The field of the invention is that of satellite communications, and more particularly that of controlling the coverage of multiple geographical areas (also known as “spots”) by communication satellites.
In the field of communications, in particular satellite communications, it is desirable for reception quality to be as good as possible. To this end, it is not only necessary that the reception area be covered, but also that the power of the received signals be sufficient.
Of the many types of multizone satellite coverage, there may in particular be cited that which the person skilled in the art knows as multibeam “beam hopping”. Broadly speaking, this type of coverage consists in providing continuous multizone (send and/or receive) coverage with passive antennas, the zones being grouped into cells within each of which only one, so-called “active”, zone is covered at any time and the various zones of the cells being active one after the other, periodically. In particular, this type of coverage enables the whole of the available frequency band to be allocated to an “active” portion of the set of zones during a given period.

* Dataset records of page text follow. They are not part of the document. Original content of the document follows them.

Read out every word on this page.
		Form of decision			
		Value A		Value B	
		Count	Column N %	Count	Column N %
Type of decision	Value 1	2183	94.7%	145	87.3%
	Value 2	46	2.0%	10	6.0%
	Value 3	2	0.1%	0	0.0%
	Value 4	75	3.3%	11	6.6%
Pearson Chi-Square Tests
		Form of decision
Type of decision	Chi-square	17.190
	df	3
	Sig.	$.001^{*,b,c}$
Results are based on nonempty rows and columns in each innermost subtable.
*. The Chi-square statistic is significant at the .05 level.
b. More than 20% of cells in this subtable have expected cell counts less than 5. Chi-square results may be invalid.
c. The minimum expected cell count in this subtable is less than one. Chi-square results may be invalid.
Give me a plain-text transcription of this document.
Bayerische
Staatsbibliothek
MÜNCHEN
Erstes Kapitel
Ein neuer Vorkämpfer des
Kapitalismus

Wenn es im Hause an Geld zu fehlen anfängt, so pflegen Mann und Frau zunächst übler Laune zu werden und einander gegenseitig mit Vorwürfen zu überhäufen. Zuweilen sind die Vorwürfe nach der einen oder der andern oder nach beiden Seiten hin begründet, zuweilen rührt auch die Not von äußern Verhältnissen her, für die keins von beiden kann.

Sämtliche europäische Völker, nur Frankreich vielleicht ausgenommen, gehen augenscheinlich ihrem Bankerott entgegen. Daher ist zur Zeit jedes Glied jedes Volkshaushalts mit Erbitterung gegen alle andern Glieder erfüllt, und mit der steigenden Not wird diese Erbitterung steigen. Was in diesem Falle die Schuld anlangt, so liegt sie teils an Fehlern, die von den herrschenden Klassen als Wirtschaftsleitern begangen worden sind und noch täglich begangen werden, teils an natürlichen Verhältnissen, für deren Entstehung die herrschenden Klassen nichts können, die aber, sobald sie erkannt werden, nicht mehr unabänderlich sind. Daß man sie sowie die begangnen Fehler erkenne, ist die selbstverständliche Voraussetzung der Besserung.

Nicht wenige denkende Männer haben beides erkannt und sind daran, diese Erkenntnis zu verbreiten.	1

Various arrangements provide this type of coverage. They are all based on the same technology whereby each coverage zone is associated with a sending source.

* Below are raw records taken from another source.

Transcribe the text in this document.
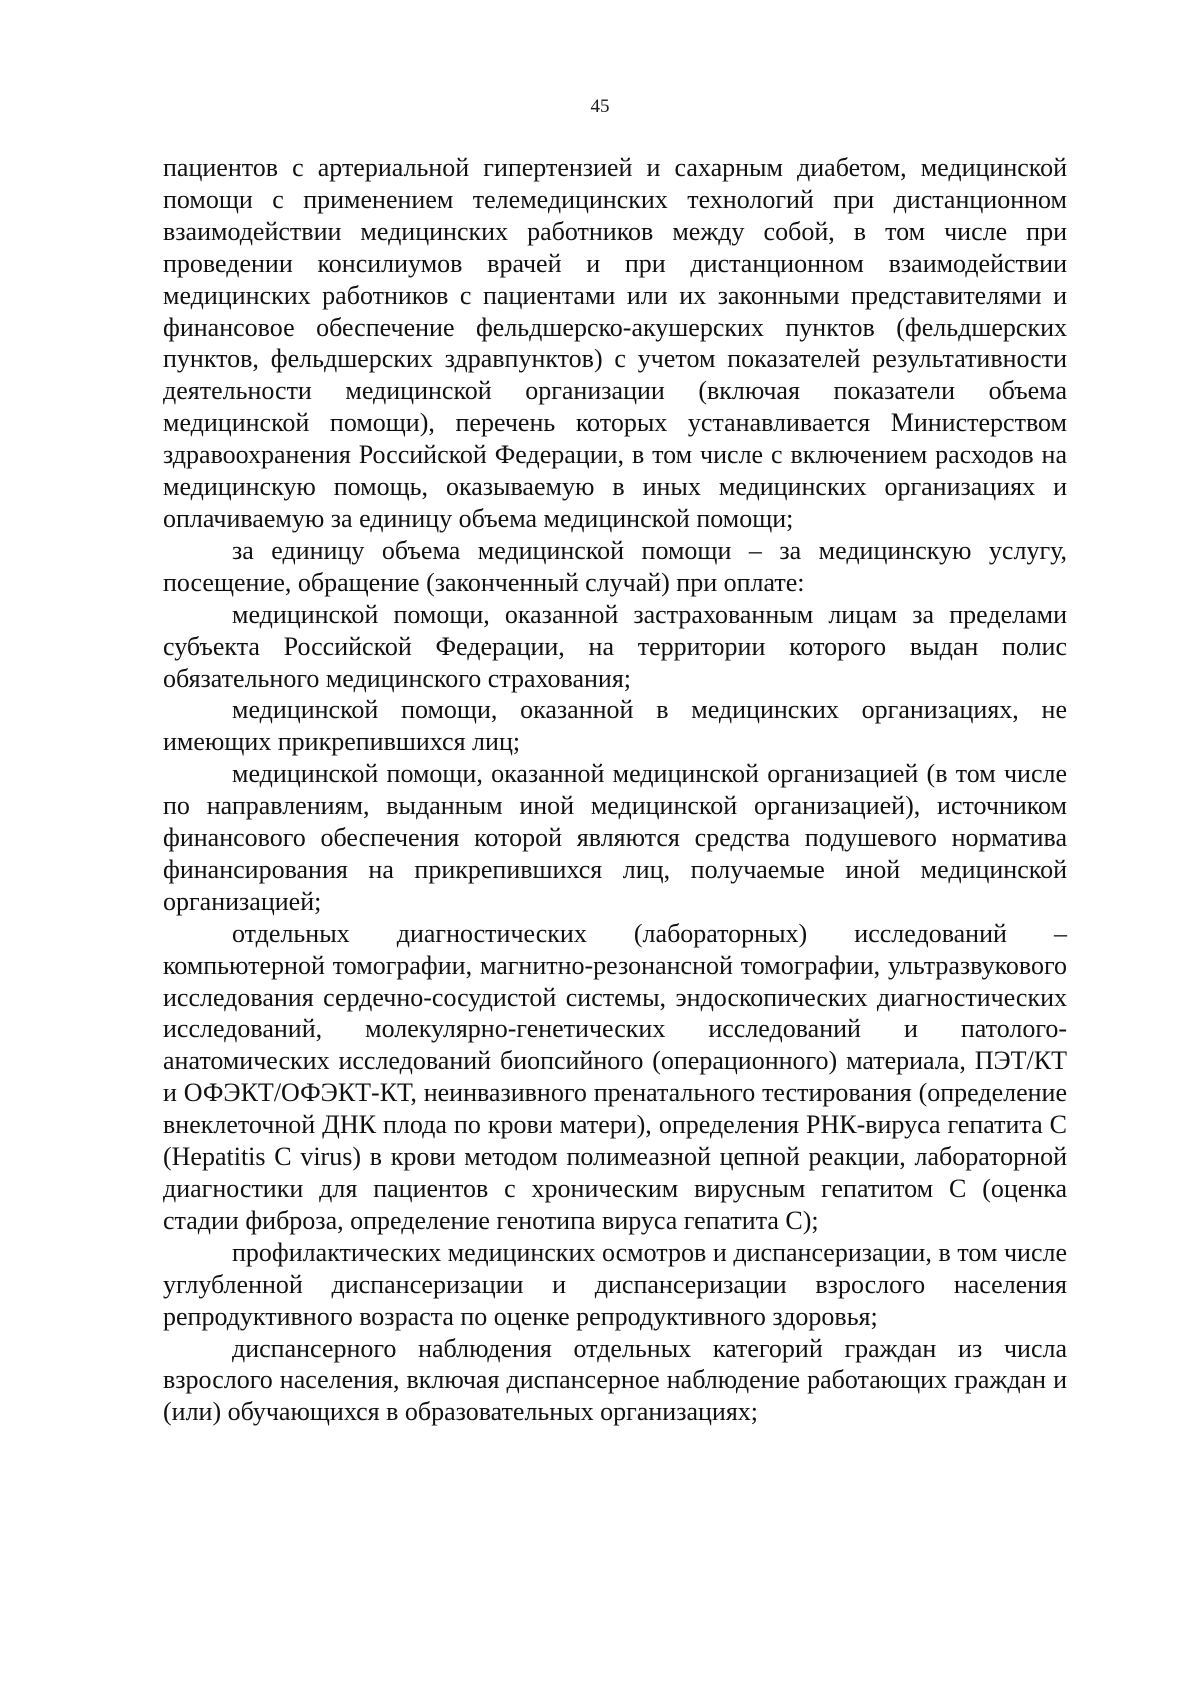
45

пациентов с артериальной гипертензией и сахарным диабетом, медицинской помощи с применением телемедицинских технологий при дистанционном взаимодействии медицинских работников между собой, в том числе при проведении консилиумов врачей и при дистанционном взаимодействии медицинских работников с пациентами или их законными представителями и финансовое обеспечение фельдшерско-акушерских пунктов (фельдшерских пунктов, фельдшерских здравпунктов) с учетом показателей результативности деятельности медицинской организации (включая показатели объема медицинской помощи), перечень которых устанавливается Министерством здравоохранения Российской Федерации, в том числе с включением расходов на медицинскую помощь, оказываемую в иных медицинских организациях и оплачиваемую за единицу объема медицинской помощи;

за единицу объема медицинской помощи – за медицинскую услугу, посещение, обращение (законченный случай) при оплате:

медицинской помощи, оказанной застрахованным лицам за пределами субъекта Российской Федерации, на территории которого выдан полис обязательного медицинского страхования;

медицинской помощи, оказанной в медицинских организациях, не имеющих прикрепившихся лиц;

медицинской помощи, оказанной медицинской организацией (в том числе по направлениям, выданным иной медицинской организацией), источником финансового обеспечения которой являются средства подушевого норматива финансирования на прикрепившихся лиц, получаемые иной медицинской организацией;

отдельных диагностических (лабораторных) исследований – компьютерной томографии, магнитно-резонансной томографии, ультразвукового исследования сердечно-сосудистой системы, эндоскопических диагностических исследований, молекулярно-генетических исследований и патолого-анатомических исследований биопсийного (операционного) материала, ПЭТ/КТ и ОФЭКТ/ОФЭКТ-КТ, неинвазивного пренатального тестирования (определение внеклеточной ДНК плода по крови матери), определения РНК-вируса гепатита С (Hepatitis C virus) в крови методом полимеазной цепной реакции, лабораторной диагностики для пациентов с хроническим вирусным гепатитом С (оценка стадии фиброза, определение генотипа вируса гепатита С);

профилактических медицинских осмотров и диспансеризации, в том числе углубленной диспансеризации и диспансеризации взрослого населения репродуктивного возраста по оценке репродуктивного здоровья;

диспансерного наблюдения отдельных категорий граждан из числа взрослого населения, включая диспансерное наблюдение работающих граждан и (или) обучающихся в образовательных организациях;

A first arrangement uses first, second, third and fourth send/receive (two-band) antennas containing sources respectively defining first, second, third and fourth zones, each cell then consisting of a first zone, a second zone, a third zone and a fourth zone. In this type of arrangement the mesh available at the level of the sources is sufficiently large to allow the use of wide-aperture (typically 4 to 6λ) sources that are therefore highly directional. This yields very high illumination efficiencies, typically from 75% to 80%. However, the antennas being two-band antennas, the edge of coverage gain (GEOC) cannot be simultaneously optimized for sending and receiving. Moreover, beam hopping being effected by antenna switching, the losses generated at the level of the connecting guide between each source and the switch are high.

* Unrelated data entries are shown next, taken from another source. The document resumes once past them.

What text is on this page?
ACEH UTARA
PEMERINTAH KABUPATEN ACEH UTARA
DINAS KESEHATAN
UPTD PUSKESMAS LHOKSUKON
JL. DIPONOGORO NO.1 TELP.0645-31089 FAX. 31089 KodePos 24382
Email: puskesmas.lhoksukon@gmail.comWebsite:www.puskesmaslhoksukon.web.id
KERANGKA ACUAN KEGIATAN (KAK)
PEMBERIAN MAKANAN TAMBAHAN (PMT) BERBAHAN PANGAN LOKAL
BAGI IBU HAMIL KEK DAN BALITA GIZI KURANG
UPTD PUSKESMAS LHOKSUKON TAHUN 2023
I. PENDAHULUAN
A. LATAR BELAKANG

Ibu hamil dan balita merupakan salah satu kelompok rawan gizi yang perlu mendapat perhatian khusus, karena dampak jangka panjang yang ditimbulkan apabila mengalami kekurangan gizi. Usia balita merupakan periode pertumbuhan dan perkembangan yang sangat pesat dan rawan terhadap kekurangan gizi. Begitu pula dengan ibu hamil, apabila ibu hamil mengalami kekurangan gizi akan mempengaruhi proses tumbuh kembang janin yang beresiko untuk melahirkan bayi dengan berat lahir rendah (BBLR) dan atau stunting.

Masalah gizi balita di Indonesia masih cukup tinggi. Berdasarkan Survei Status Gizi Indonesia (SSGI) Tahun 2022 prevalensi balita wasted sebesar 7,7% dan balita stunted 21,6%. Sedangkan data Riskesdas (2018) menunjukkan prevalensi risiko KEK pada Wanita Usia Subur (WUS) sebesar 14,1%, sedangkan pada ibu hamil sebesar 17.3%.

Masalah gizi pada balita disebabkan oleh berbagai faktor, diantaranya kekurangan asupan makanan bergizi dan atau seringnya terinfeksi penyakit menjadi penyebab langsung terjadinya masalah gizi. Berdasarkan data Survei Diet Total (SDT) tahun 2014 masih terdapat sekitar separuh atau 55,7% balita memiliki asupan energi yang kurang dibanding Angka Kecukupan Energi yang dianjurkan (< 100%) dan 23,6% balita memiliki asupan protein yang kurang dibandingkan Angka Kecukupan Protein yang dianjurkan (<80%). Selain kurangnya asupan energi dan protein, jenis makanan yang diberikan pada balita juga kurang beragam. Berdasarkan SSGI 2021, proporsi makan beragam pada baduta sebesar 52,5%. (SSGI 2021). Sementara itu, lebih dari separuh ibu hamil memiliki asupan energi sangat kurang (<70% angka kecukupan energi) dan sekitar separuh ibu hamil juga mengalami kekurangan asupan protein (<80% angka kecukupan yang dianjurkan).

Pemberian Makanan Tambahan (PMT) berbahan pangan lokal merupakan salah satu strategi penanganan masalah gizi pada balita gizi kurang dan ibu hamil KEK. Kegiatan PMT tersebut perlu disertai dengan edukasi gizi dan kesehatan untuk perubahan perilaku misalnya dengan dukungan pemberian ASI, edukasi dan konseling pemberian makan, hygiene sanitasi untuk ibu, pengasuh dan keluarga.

A second arrangement reproduces the preceding arrangement with the number of antennas doubled to four send antennas and four receive antennas. In this type of arrangement the mesh being substantially identical to that of the preceding arrangement it is therefore possible to obtain very high illumination efficiencies, typically from 75% to 80%. The antennas in this case being optimized in each frequency band, it is therefore possible to optimize the edge of coverage again (GEOC) simultaneously for sending and for receiving. However, using eight antennas introduces significant layout constraints. Moreover, beam hopping also being effected by antenna switching, the losses generated at the level of the connecting guides between each source and the switch are high.
A third arrangement is based on the first arrangement and reduces the number of antennas to three. Here the available mesh is slightly smaller than in the above two arrangements, so that the sources have an aperture of the order to 3 to 5λ and are therefore slightly less directional. The illumination efficiency remains very acceptable and layout constraints are greatly reduced. However, beam hopping is still effected by antenna switching, so the losses generated at the level of the connecting guides between each source and the switch are high. Moreover, the mesh being tighter, the carrier/interference (C/I) ratio is degraded (the interfering signals “I” are generated by the other sources that are operating in the same frequency band and with the same polarization as the active zone).
A fourth arrangement consists in using only one send antenna and one receive antenna. Beam hopping now being effected by switching within the same antenna, the losses generated at the level of the connecting guides between each source and the switch are low. However, defining all the zones with a single antenna imposes a very tight mesh, so that the sources have an aperture of the order of 1.2 to 1.5λ and are therefore only very slightly directional. The illumination efficiency is then very low (typically from 35% to 40%), which imposes oversizing of the antenna reflectors and the antennas, which can lead to technology problems, especially if the satellite is operating in the “Ka” frequency band. The edge of coverage gain (GEOC) is therefore reduced by 3 to 4 dB compared to the preceding arrangements, and the “roll-off” (the gain variation over the whole of the multizone coverage, and to be more precise the difference between the maximum gain in each zone and the EOC gain) is very high, typically of the order of 8 to 12 dB compared to the 4 to 6 dB of the preceding arrangements.
Thus no prior art arrangement gives entire satisfaction in terms of multizone coverage by “beam hopping”.
The situation is substantially the same in respect of the other types of multizone coverage and in particular multizone coverage by static deviation of multiple beams and multizone coverage by dynamic deviation of one beam.